Appointed by President George W. Bush, Holding made a name for himself with criminal probes of high profile Democrats, including the state's former governor. When President Barack Obama came into office, Holding managed to forestall being replaced by a Democrat for years while the Edwards investigation was ongoing. He eventually resigned in 2011 as Edwards was indicted and soon announced his candidacy for Congress, winning in the GOP primary last month.

The final decision to prosecute was made by the Obama administration and the DOJ's Public Integrity Section. Once highly admired, the section's reputation suffered after a corruption conviction against former U.S. Sen. Ted Stevens of Alaska was overturned in 2009 after it was found prosecutors knowingly concealed evidence and allowed false testimony to be presented at trial.

Holding said Wednesday he had no regrets and lauded the prosecutors in the section and the best in the Justice Department.

"You can't look in hindsight and figure out which case you should or shouldn't bring," Holding said. "The cases come to you and you have to make a decision based on the law and the facts that are presented to you at the time they come in."

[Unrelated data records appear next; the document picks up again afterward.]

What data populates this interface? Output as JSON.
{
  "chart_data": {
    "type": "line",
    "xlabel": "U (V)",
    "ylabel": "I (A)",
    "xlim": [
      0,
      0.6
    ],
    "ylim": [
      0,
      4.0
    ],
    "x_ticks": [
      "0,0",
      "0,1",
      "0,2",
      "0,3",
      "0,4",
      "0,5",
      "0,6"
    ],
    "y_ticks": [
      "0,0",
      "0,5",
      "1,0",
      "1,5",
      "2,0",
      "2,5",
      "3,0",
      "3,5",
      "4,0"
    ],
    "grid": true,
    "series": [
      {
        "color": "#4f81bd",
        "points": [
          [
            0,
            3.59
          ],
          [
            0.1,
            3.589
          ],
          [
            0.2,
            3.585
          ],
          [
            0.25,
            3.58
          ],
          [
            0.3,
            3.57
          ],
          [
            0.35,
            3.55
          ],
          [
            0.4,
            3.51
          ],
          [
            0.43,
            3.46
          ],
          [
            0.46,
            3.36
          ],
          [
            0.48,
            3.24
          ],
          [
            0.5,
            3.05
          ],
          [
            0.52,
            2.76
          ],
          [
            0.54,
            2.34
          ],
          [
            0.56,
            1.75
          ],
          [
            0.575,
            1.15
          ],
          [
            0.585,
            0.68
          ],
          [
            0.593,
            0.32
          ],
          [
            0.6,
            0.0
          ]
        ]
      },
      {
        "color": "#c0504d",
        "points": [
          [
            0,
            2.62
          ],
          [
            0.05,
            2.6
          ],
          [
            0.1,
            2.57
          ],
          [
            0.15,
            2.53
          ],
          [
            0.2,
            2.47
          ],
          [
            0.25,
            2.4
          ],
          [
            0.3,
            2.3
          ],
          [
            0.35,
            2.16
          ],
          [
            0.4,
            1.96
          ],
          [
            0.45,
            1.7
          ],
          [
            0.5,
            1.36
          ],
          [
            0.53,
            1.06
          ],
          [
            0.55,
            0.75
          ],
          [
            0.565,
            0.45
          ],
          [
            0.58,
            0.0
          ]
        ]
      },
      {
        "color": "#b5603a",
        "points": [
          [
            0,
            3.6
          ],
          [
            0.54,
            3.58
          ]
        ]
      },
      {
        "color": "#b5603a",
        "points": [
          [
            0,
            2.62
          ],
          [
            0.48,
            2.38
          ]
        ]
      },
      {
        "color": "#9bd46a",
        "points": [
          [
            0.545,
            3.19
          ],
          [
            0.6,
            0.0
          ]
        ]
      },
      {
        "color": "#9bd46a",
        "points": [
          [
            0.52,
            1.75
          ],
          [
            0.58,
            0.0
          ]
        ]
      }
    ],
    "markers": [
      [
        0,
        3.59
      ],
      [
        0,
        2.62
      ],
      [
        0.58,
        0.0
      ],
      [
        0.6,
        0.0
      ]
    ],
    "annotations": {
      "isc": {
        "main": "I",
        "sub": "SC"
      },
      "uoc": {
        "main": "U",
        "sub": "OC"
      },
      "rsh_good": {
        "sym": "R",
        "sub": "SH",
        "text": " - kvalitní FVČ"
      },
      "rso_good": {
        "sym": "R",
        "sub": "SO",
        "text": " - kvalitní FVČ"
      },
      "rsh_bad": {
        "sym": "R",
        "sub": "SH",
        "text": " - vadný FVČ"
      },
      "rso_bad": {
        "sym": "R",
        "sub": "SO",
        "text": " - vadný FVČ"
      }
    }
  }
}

After two years of public denials, Edwards announced he was the father of Hunter's baby, Francis Quinn Hunter, in January 2010. The girl is now 4 years old and lives with her mother in Charlotte. Last month, Edwards expressed his love for Quinn, who he described as precious.

Edwards' eldest daughter, Cate Edwards, reacted to Wednesday's decision through her Twitter account. She sat behind her father in the courtroom nearly every day of his lengthy trial.

"Big sigh of relief," Cate Edwards, 30, tweeted. "Ready to move forward with life."